Have you seen the rental availability and affordability rates for Australia? They were in crisis pre-COVID and it’s much, much worse now. Lots of work from home tree changers carried the crisis to the regions. Bushfires and floods reduced the rental stock even more. Have you looked at how much people are paying in rent? Couple that with the insecurity of renting- the sheer bloody minded greed of investors who kick lease holders out just to increase the rent, the inability to even hang a wedding or baby photo on the wall or own a pet. Renting’s horrible. I know, because I do it. I’m one of those single 50-something women on a low income who’d be looking down the barrel at poverty and homelessness when I can’t work anymore if it wasn’t for my children.
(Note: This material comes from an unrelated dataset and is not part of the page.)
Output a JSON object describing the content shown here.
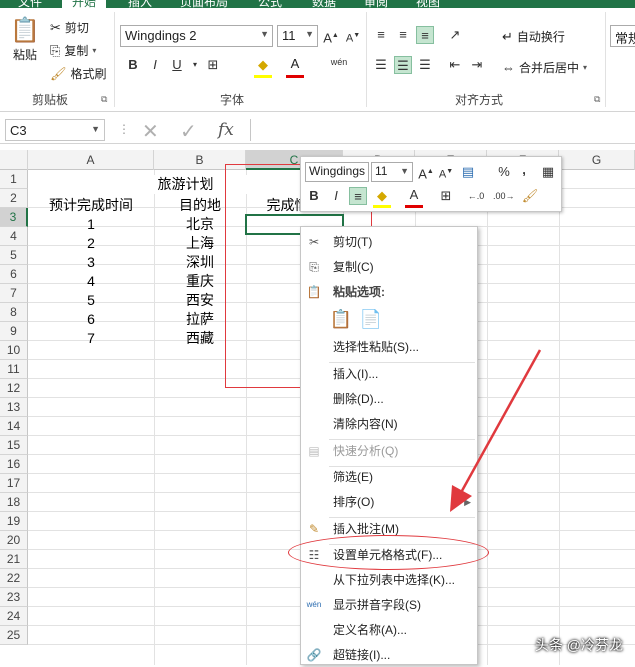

You’d have to be ignorant, heartless or financially comfortable in your own home not to understand why people bit the bullet and bought their first home before the prices went up yet again beyond the deposit they’d sacrificed to save. Bear in mind banks have a responsibility to ensure borrowers can handle interest rate rises, too.
The self righteous attitude some of my generation (Xer’s) and Boomers have to current housing prices incenses me. You’re the ones who spent decades voting to make housing wealth creating assets. You did it again in grand style as recently as 2019, then you blame the victims for your greed.
In my view, if you believe in the fixed, or relatively fixed quantity of money (fixed exchange rate), then, I think this is where PhilipR’s conjecture is valid.
But, if we believe in the money as a fiscal and market based construct (floating exchange rate), then, the natural rate of interest is zero as pointed out by many MMTers and eg.
Otherwise, there is no work for the central banks or the monetary policy committees, just accountants sitting at the desks counting beans (tax) and expenditures using a spread sheet to see if they are balance in each period (with or without credit creation option).
For assets price inflation, I perceive this has to do with the demand and supply, just like any other commodities. Interest rate is an operating cost, or margins, if you are financial institutions, which has already factored all these in at the time of purchase from every side for future survival.
But in reality, we cannot really do risk management for everyone and everything, as it involves not just time, but demand and supply or consumer behaviors/their perception in that particular moment in time.
And might I throw in the demand/supply manipulation, as well?
But still, I cannot see the logic or linkage how the RBA or any CBs could link this to a housing bubble, as we have been living with the pandemic/slow growth during the past 3 years.
Unless we/society want to and can afford double spacing to observe social distancing at all time.